We went through the list of side effects which was fun. I think that my biggest worries are regarding my heart, and the possibility of joint pain - having managed to get over the Taxotere hangover quite quickly, I don't want to be as sore as I was in March - well, not if I can possibly help it anyway.

So, I should get my start date through in the next week, and it's likely that I'll start the Herceptin in May/June and probably get two sessions in before we go to France in July.

Tonight I went to a Keeping Abreast meeting which was very interesting, and also got to see results of breast reconstruction, which was fascinating. The results are amazing, but I'm still in so many many minds about whether it is what I want to do it feels like I'm in a whirlpool. 

I definitely want another mastectomy, and I'm almost 100% sure I'd like my ovaries out too, but whether I can find the time (which probably sounds daft) to have such a major operation(s) I don't know. 

All in all I'm okay. Just a bit over wrought at times, and stressed about starting the new treatment.


The Moon Walk was such a thrilling and exhilerating thing to do - I can highly, highly, highly recommend it. We have raised £1,767 so far - I think there's a bit more that has been pledged but not yet donated, and judging by the number of times I got my name in the paper/was interviewed on the radio, we have raised a lot of awareness too.
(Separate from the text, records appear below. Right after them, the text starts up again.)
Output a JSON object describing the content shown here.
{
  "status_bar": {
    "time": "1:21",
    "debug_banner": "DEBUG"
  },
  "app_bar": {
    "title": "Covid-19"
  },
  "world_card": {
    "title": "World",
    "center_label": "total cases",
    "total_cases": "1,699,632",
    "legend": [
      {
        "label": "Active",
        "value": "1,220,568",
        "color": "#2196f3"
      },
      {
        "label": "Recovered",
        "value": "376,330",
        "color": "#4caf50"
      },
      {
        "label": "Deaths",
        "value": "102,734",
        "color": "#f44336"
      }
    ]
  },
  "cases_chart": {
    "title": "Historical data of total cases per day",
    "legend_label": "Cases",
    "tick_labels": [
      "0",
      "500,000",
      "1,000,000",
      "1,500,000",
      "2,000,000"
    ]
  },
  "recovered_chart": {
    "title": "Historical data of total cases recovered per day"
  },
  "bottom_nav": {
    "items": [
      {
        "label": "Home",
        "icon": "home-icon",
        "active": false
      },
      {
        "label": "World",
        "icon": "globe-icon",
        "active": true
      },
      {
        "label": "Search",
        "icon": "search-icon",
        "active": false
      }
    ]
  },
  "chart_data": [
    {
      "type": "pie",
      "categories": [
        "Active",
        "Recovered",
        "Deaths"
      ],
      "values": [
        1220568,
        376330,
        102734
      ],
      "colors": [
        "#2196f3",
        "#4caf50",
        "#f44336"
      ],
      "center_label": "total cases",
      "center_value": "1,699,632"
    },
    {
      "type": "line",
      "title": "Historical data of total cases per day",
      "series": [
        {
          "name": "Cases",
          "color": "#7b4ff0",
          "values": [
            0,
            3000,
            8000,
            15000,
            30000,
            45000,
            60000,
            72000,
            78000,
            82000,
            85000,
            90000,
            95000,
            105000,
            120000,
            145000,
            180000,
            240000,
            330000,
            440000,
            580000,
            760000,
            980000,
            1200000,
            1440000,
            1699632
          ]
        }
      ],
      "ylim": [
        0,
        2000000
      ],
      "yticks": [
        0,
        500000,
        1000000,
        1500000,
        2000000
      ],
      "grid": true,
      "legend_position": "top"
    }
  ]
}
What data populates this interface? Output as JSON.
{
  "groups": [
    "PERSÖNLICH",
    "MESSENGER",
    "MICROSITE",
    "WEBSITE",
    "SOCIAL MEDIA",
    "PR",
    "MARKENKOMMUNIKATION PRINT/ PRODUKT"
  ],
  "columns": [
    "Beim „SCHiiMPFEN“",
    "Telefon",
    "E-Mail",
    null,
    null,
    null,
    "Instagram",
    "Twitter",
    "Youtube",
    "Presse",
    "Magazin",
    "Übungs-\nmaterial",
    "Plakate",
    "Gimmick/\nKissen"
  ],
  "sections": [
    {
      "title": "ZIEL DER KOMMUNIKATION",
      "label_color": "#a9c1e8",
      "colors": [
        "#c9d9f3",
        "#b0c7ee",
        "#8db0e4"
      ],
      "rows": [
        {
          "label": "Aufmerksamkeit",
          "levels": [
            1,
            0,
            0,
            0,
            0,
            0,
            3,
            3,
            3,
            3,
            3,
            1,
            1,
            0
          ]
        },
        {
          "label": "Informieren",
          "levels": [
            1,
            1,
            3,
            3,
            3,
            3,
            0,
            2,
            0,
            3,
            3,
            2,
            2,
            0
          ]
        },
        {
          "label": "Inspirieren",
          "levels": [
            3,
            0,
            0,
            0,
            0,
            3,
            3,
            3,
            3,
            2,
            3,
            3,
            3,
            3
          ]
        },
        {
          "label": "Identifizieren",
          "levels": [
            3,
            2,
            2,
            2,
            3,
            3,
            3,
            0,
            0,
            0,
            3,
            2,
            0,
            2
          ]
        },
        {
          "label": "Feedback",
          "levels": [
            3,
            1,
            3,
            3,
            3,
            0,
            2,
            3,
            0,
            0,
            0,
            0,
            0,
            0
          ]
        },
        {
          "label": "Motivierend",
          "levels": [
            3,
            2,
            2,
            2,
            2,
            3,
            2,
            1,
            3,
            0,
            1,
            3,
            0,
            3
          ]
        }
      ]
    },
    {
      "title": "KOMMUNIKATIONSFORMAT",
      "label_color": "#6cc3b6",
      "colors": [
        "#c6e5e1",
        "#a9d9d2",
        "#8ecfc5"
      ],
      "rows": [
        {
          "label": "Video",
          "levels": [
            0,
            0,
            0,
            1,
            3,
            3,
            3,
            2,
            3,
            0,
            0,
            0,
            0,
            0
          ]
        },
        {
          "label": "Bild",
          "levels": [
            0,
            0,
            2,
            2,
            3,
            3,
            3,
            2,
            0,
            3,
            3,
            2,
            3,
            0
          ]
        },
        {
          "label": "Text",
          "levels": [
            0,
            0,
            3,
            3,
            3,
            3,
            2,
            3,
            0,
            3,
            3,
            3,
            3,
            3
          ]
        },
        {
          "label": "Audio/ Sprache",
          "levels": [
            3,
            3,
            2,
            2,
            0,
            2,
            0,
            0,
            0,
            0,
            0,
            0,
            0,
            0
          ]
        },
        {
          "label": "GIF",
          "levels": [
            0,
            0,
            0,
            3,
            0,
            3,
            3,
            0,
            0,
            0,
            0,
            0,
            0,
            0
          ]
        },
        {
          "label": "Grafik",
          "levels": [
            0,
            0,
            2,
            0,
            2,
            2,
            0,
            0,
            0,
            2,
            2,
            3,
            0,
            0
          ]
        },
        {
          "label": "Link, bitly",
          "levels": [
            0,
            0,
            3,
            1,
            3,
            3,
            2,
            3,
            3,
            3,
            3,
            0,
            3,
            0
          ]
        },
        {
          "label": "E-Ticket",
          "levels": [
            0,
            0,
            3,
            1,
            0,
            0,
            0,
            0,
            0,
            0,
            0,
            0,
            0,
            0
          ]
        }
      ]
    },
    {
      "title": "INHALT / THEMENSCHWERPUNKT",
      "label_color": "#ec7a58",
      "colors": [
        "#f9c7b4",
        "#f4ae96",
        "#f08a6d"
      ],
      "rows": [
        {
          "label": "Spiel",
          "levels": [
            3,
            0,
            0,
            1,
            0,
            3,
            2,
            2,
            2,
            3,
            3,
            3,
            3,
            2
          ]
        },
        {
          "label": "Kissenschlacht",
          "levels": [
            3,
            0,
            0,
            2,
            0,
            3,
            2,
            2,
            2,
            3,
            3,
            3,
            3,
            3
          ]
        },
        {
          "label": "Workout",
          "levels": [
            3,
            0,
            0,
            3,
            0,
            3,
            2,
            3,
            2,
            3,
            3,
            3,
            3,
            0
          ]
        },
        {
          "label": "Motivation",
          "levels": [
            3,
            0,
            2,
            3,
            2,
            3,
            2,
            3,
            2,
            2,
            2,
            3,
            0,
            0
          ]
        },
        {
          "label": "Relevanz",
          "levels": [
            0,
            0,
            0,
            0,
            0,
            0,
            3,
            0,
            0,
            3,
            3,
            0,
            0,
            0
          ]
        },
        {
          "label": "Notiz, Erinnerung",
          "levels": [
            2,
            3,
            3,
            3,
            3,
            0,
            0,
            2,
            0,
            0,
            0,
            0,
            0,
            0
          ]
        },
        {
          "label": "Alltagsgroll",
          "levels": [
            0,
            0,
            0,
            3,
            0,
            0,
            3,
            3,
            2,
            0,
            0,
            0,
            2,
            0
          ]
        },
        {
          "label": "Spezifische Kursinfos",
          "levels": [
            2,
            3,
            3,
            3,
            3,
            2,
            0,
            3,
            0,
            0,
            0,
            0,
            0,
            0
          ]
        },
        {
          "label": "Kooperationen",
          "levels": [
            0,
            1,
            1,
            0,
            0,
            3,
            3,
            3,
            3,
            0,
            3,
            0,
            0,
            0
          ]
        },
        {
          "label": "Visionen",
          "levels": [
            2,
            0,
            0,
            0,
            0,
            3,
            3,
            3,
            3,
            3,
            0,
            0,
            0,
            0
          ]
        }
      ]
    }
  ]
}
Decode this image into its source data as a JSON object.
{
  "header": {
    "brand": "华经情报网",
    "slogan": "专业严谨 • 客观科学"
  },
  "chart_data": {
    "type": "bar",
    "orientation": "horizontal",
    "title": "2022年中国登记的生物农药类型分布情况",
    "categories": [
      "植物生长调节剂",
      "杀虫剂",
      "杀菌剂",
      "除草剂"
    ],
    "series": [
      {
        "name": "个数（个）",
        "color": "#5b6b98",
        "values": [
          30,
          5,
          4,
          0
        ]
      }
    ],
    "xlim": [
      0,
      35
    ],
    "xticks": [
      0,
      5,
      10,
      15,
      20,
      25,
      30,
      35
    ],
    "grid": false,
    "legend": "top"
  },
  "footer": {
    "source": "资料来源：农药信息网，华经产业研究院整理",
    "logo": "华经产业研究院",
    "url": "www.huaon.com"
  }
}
Angelina Jolie made the headlines this week by announcing that she has had a double mastectomy and reconstruction in order to reduce her risk of having breast cancer, which has raised the profile of the disease significantly, and hopefully, will encourage people to check themselves more often, and go to their GP, even if they think they are too embarassed to talke about their breasts.

After all, no one has ever actually died from embarassment, right?